Planets orbiting from Earth before the turn of the century. TESS discovered the Jupiter-shaped exoplanet around the ancient binary star. According to an article to be published in the AAS Journal, the newly discovered circumbinary planet, named TIC 172900988b, is slightly larger than Jupiter and carries its two host stars.
A cast impression of TIC 17299009B and its two original stars. Dr. Weslin Kostov and his colleagues at NASA’s Goddard Space Flight Center wrote on their own: “Long before NASA’s Kepler Space Telescope discovered orbiting planets, astronomers had discussed the unusual observation signatures of such planets: the occurrence of multiple transits during a combination “. Paper.
“This effect is caused by the crossing of one or both stars on the planet, eclipsing the binary several times during a fraction of its orbital period.”
“The configuration of such transits depends on the speeds predicted by the sky in relation to the orbiting planets and the transits of the stars. Importantly, the orbital periods of these planets can be estimated by such transits, provided the host system is a double line Let be spectroscopic binary.
“Several groups of astronomers tried to track the transit of planets orbiting from Earth before the turn of the century, simple conjunction or not, but were eventually interrupted by time-limited sampling,” he said.

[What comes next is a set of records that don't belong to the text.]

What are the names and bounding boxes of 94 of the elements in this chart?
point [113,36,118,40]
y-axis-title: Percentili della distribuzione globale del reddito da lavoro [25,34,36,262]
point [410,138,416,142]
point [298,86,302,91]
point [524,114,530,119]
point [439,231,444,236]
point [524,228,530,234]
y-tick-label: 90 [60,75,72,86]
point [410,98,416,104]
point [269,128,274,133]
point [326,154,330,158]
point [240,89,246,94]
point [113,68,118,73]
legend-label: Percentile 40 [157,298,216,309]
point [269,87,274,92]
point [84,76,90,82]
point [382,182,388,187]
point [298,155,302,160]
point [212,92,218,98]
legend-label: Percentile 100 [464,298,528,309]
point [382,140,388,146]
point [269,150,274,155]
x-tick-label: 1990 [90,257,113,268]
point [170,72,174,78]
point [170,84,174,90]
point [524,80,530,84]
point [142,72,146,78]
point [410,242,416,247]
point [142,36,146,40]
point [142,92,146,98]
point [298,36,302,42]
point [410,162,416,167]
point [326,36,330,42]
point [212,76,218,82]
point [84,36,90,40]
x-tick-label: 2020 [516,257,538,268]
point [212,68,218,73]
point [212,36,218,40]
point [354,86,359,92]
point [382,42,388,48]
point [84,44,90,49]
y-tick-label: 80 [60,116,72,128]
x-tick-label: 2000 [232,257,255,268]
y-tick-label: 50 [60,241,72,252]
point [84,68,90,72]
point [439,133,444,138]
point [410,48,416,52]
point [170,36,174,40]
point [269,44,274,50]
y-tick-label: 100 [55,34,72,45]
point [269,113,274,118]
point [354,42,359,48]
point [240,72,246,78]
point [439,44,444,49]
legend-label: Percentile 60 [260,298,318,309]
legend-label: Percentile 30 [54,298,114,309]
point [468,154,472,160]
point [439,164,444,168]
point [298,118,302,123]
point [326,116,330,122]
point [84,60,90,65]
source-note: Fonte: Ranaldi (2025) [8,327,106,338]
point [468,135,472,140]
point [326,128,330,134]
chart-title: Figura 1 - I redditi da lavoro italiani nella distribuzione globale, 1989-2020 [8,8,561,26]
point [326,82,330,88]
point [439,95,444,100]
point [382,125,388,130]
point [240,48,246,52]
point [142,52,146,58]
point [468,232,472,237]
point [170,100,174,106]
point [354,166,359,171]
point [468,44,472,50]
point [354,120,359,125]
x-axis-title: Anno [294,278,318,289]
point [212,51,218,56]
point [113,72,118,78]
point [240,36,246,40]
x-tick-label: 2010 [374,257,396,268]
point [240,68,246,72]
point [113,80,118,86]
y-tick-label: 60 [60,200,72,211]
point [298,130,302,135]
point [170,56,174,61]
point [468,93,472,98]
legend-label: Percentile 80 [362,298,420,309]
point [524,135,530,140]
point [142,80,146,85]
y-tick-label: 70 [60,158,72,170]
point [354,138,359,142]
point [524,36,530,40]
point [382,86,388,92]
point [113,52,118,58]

“Fortunately, thanks to its long stay and high photometric precision, the Kepler mission allowed the discovery of a dozen circumbinary transit planets and also demonstrated that the occurrence of pairs of transits during a conjunction is common.”
“Four of the eleven known circumbinary Kepler systems exhibit such transits: Kepler-16, Kepler-34, Kepler-35, and Kepler-1647.” TIC 172900988b is 1.01 times bigger than Jupiter and 11.07 times bigger than Earth.
With a mass of 2.9 Jupiter, it is the largest known orbiting planet, twice the size of the next largest planet, Kepler-1647b.
The orbital period of the planet is between 179 and 208 days and it is too hot to live in a habitable zone. This was found in data from NASA’s Transiting Exoplanet Survey Satellite (TESS) using multiple transit technology in conjunction.
Analysis of the light curve of the TIC18299009 binary system revealed one primary and two secondary eclipses with depths of 40% and 35%, respectively.
“TIC 172900988 was observed in the same region and the planet produced only two transits, one in each star, during the same conjunction,” the astronomers wrote.
The planet crossed the first star and then 5 days later it crossed the secondary star. The binary star itself is eclipsing with a duration of 19.7 days and a singularity of 0.45.
TIC 172900988 is approximately 824 light years distant in the Cancer zodiac. Also known as TYC 2483-160-1 and 2MASS J08343881 + 3133147, the system is 3.1 billion years old.
The researchers wrote: “TIC 172900988 demonstrates the discoverability of TESS for planets that orbit through orbital periods, much longer than the length of the observation window.”